To put it simply, our speaker is a tree fan. Leaves, trunks, branches—he celebrates the whole package. Why else would he be so totally bummed about the chopping of "my aspens dear" (1)? That first line is interesting, and it tells us a lot about this guy. (We're just assuming the speaker's a he, because Gerard Manley Hopkins was a he, and we don't have any indication in the poem of who, exactly, the speaker really is.) Those trees are more than just background scenery. They're dear to him. He feels specially connected to them—hence the possessive "my."
Given this guy's passionate connection to the trees, it's not surprising that his imagination is charged with vivid, personified descriptions of these Binsey poplars. He sees them as soldiers and picnickers, but the speaker goes beyond that. He sees these trees as symbols of a natural environment that is fragile, tender, and irrevocably changed by human interference.
It's this big-picture view of things that most matters to our speaker. Sure, he loved those trees, but more than that he understood that those trees were just one small part of Nature that the world will never get back.
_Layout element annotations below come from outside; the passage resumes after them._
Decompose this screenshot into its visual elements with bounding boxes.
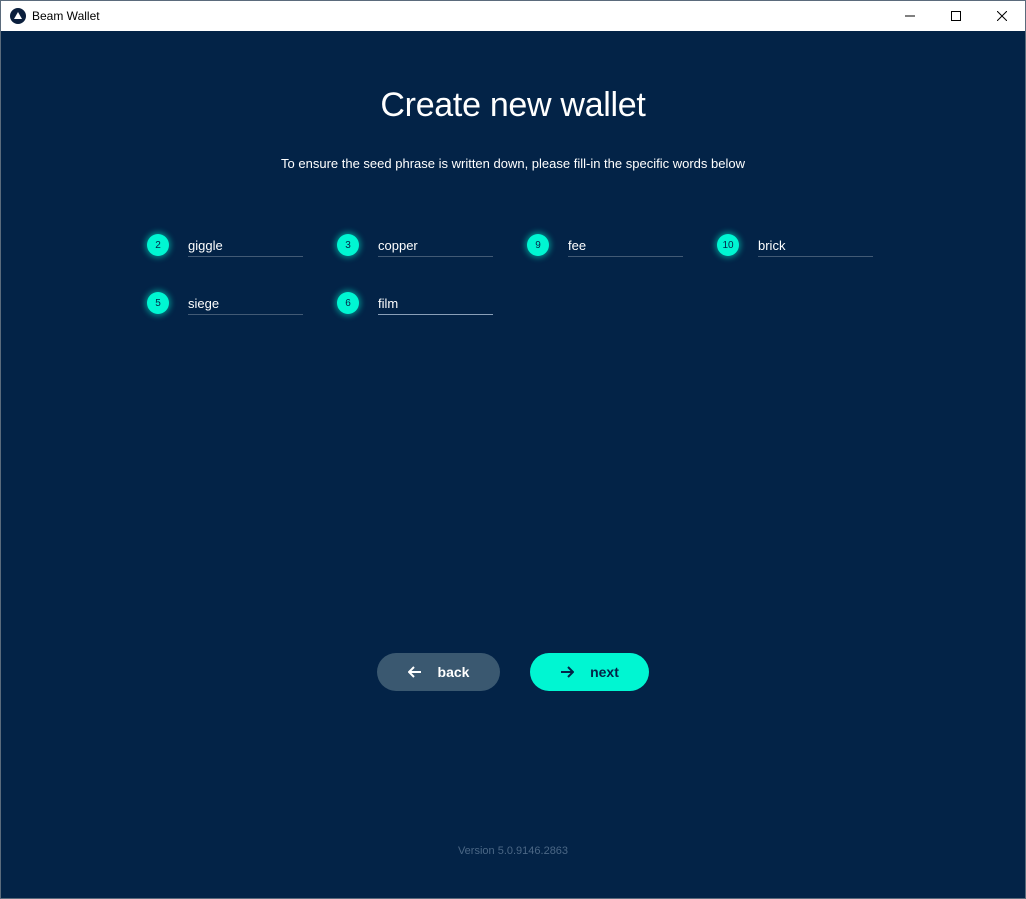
word-number-badge: 5 xyxy=(147,292,169,314)
seed-word-input-active[interactable] xyxy=(378,294,493,312)
seed-word-input[interactable] xyxy=(378,236,493,254)
seed-word-input[interactable] xyxy=(758,236,873,254)
back-button[interactable]: back xyxy=(377,653,500,691)
word-input-container xyxy=(188,232,303,257)
word-input-container xyxy=(378,290,493,315)
word-input-container xyxy=(188,290,303,315)
maximize-icon xyxy=(951,11,961,21)
version-label: Version 5.0.9146.2863 xyxy=(457,845,569,857)
word-number-badge: 2 xyxy=(147,234,169,256)
seed-word-input[interactable] xyxy=(188,236,303,254)
word-input-container xyxy=(758,232,873,257)
close-button[interactable] xyxy=(979,1,1025,31)
app-window: Beam Wallet Create new wallet To ensure … xyxy=(0,0,1026,899)
minimize-icon xyxy=(905,15,915,17)
word-number-badge: 3 xyxy=(337,234,359,256)
beam-logo-icon xyxy=(10,8,26,24)
title-bar[interactable]: Beam Wallet xyxy=(1,1,1025,31)
main-content: Create new wallet To ensure the seed phr… xyxy=(1,31,1025,898)
arrow-left-icon xyxy=(407,666,421,678)
word-number-badge: 9 xyxy=(527,234,549,256)
seed-word-field: 5 xyxy=(147,290,303,315)
next-button[interactable]: next xyxy=(530,653,649,691)
seed-word-input[interactable] xyxy=(568,236,683,254)
page-instruction: To ensure the seed phrase is written dow… xyxy=(281,156,745,171)
close-icon xyxy=(997,11,1007,21)
page-title: Create new wallet xyxy=(380,86,646,124)
maximize-button[interactable] xyxy=(933,1,979,31)
seed-word-field: 6 xyxy=(337,290,493,315)
word-number-badge: 6 xyxy=(337,292,359,314)
seed-word-field: 9 xyxy=(527,232,683,257)
seed-word-field: 3 xyxy=(337,232,493,257)
back-button-label: back xyxy=(437,664,470,680)
word-input-container xyxy=(378,232,493,257)
seed-word-input[interactable] xyxy=(188,294,303,312)
next-button-label: next xyxy=(590,664,619,680)
seed-word-field: 10 xyxy=(717,232,873,257)
window-title: Beam Wallet xyxy=(32,9,100,23)
seed-word-field: 2 xyxy=(147,232,303,257)
word-input-container xyxy=(568,232,683,257)
word-number-badge: 10 xyxy=(717,234,739,256)
minimize-button[interactable] xyxy=(887,1,933,31)
arrow-right-icon xyxy=(561,666,575,678)
window-controls xyxy=(887,1,1025,31)
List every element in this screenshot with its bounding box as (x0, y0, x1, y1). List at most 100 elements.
The speaker understands that even attempts to "improve" Nature will forever change things. Once humanity starts meddling, Nature's never the same.
So sure, you might be tempted to think that the speaker is just a tree nut (an acorn maybe), but there's more to him than that. He's got a deep appreciation for the natural world and a perceptive view of how humanity's thoughtlessness can so easily and totally change our natural environment. This poem, then, is his way of giving us all a heads-up before there's nothing of the environment left unspoiled by human influence. Good lookin' out, man.